Get Real-Time Visibility into GPU Usage Across Kubernetes Clusters
Summary
The NVIDIA GPU Usage Monitor is an open-source project designed to provide real-time visibility into GPU utilization across Kubernetes clusters. Built on the NVIDIA Data Center GPU Manager (DCGM) Exporter, kube-state-metrics, Prometheus, and Grafana, it addresses common observability gaps like GPU over-provisioning and pod starvation. Many platform teams lack insight into who consumes GPUs, memory usage, or pod status, leading to underutilization and scheduling bottlenecks. The monitor deploys a fully integrated observability stack via a single Helm chart, offering pre-built dashboards that surface GPU allocation trends, compute utilization with thresholds, memory usage per workload, and running/pending pod counts. It supports Kubernetes 1.19+ and Helm 3.0+, and is available under the Apache 2.0 license.
Key takeaway
For MLOps Engineers and platform teams managing GPU-accelerated Kubernetes clusters, implementing the GPU Usage Monitor is crucial for optimizing resource allocation and preventing costly delays. You can gain immediate visibility into GPU consumption, memory usage, and pod states, allowing you to right-size allocations and proactively address scheduling bottlenecks. Deploying this Apache 2.0 licensed tool via Helm will centralize your GPU monitoring, ensuring efficient infrastructure operation and avoiding user-reported failures.
Key insights
The GPU Usage Monitor provides integrated, real-time GPU observability for Kubernetes, preventing over-provisioning and scheduling delays.
Principles
- Operational simplicity drives adoption.
- Unified observability prevents costly blind spots.

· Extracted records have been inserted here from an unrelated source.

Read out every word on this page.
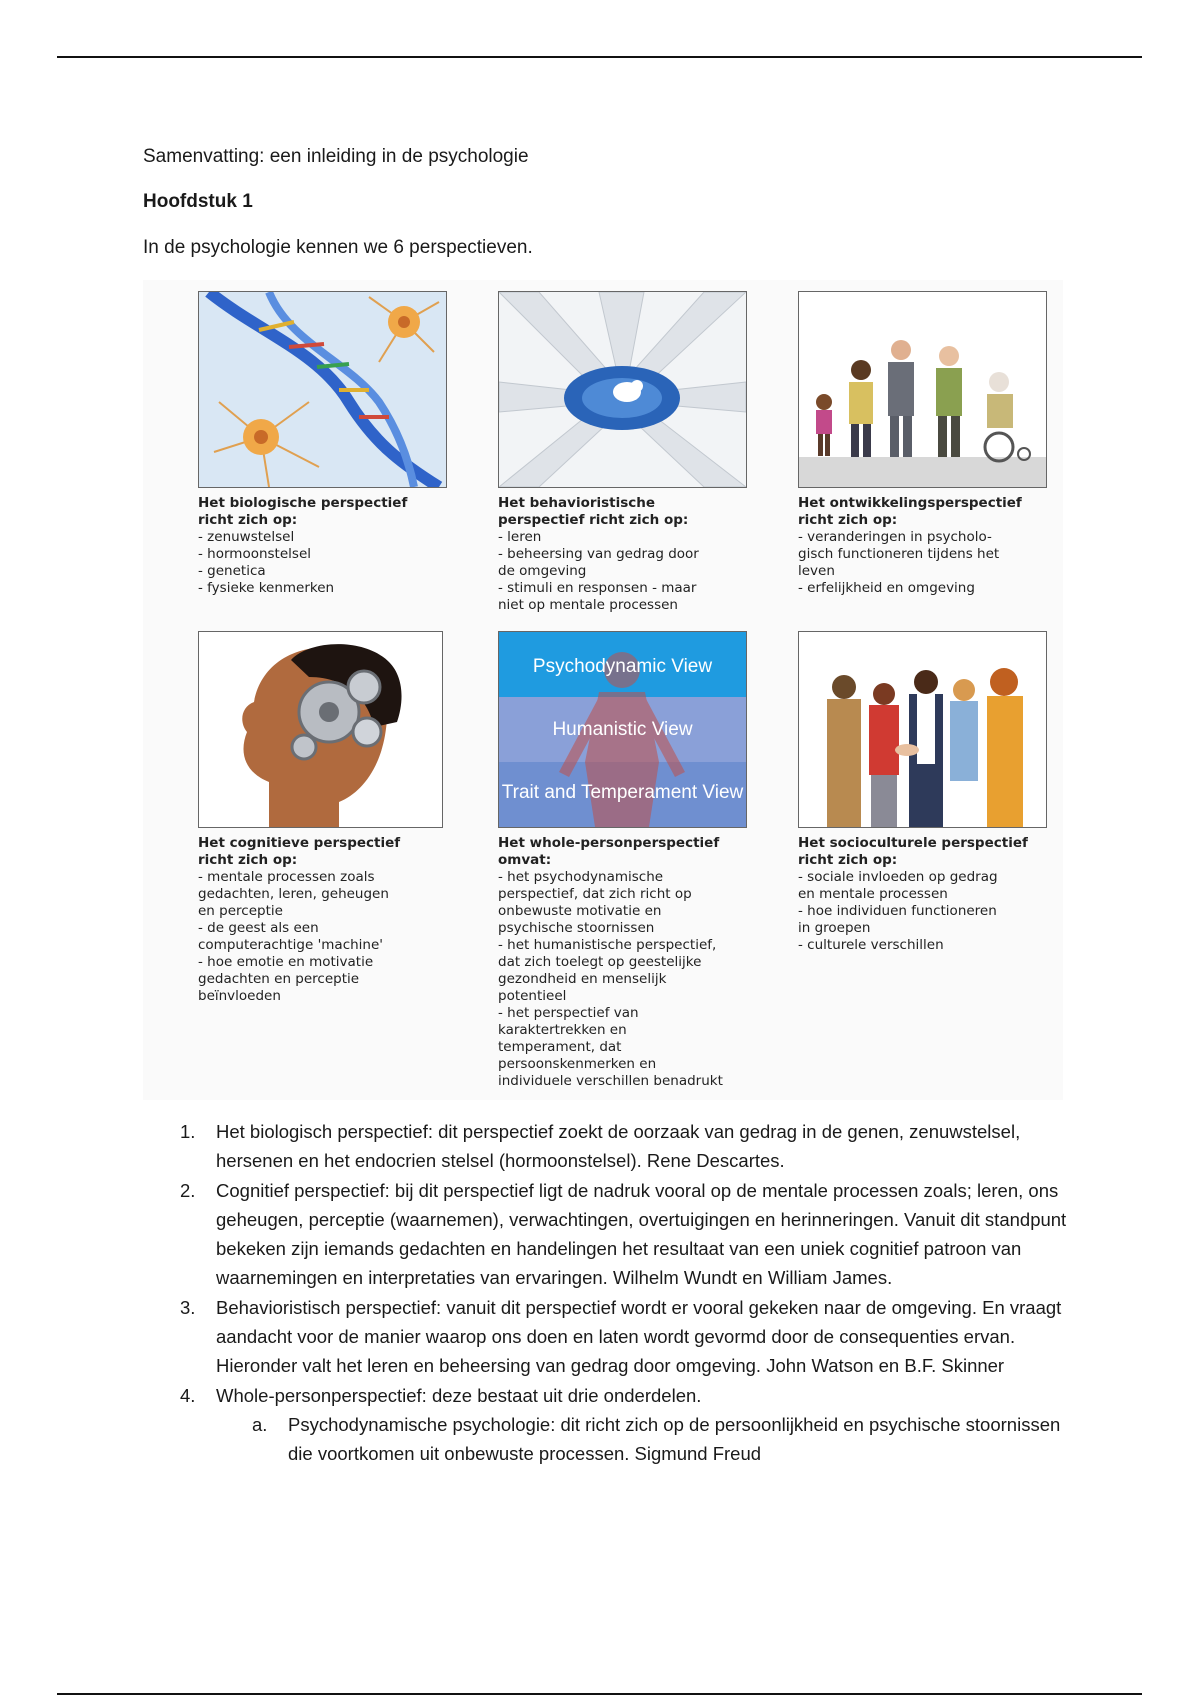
Samenvatting: een inleiding in de psychologie
Hoofdstuk 1
In de psychologie kennen we 6 perspectieven.
Het biologische perspectief
richt zich op:
- zenuwstelsel
- hormoonstelsel
- genetica
- fysieke kenmerken
Het behavioristische
perspectief richt zich op:
- leren
- beheersing van gedrag door
de omgeving
- stimuli en responsen - maar
niet op mentale processen
Het ontwikkelingsperspectief
richt zich op:
- veranderingen in psycholo-
gisch functioneren tijdens het
leven
- erfelijkheid en omgeving
Het cognitieve perspectief
richt zich op:
- mentale processen zoals
gedachten, leren, geheugen
en perceptie
- de geest als een
computerachtige 'machine'
- hoe emotie en motivatie
gedachten en perceptie
beïnvloeden
Psychodynamic View
Humanistic View
Trait and Temperament View
Het whole-personperspectief
omvat:
- het psychodynamische
perspectief, dat zich richt op
onbewuste motivatie en
psychische stoornissen
- het humanistische perspectief,
dat zich toelegt op geestelijke
gezondheid en menselijk
potentieel
- het perspectief van
karaktertrekken en
temperament, dat
persoonskenmerken en
individuele verschillen benadrukt
Het socioculturele perspectief
richt zich op:
- sociale invloeden op gedrag
en mentale processen
- hoe individuen functioneren
in groepen
- culturele verschillen
1. Het biologisch perspectief: dit perspectief zoekt de oorzaak van gedrag in de genen, zenuwstelsel, hersenen en het endocrien stelsel (hormoonstelsel). Rene Descartes.
2. Cognitief perspectief: bij dit perspectief ligt de nadruk vooral op de mentale processen zoals; leren, ons geheugen, perceptie (waarnemen), verwachtingen, overtuigingen en herinneringen. Vanuit dit standpunt bekeken zijn iemands gedachten en handelingen het resultaat van een uniek cognitief patroon van waarnemingen en interpretaties van ervaringen. Wilhelm Wundt en William James.
3. Behavioristisch perspectief: vanuit dit perspectief wordt er vooral gekeken naar de omgeving. En vraagt aandacht voor de manier waarop ons doen en laten wordt gevormd door de consequenties ervan. Hieronder valt het leren en beheersing van gedrag door omgeving. John Watson en B.F. Skinner
4. Whole-personperspectief: deze bestaat uit drie onderdelen.
a. Psychodynamische psychologie: dit richt zich op de persoonlijkheid en psychische stoornissen die voortkomen uit onbewuste processen. Sigmund Freud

- Right-size allocations based on actual usage.
Method
The GPU Usage Monitor integrates DCGM Exporter, kube-state-metrics, Prometheus, and Grafana into a single Helm chart deployment, providing pre-built dashboards for immediate GPU visibility.
In practice
- Deploy with a single Helm command.
- Filter metrics by NVIDIA GPU platform.
- Configure external Prometheus integration.
Topics
- Kubernetes
- GPU Monitoring
- DCGM Exporter
- Prometheus
- Grafana
- MLOps Infrastructure
Code references
Best for: MLOps Engineer, AI Architect
Related on AIssential
Editorial summary, takeaway, and curation by AIssential. Original article published by NVIDIA Technical Blog.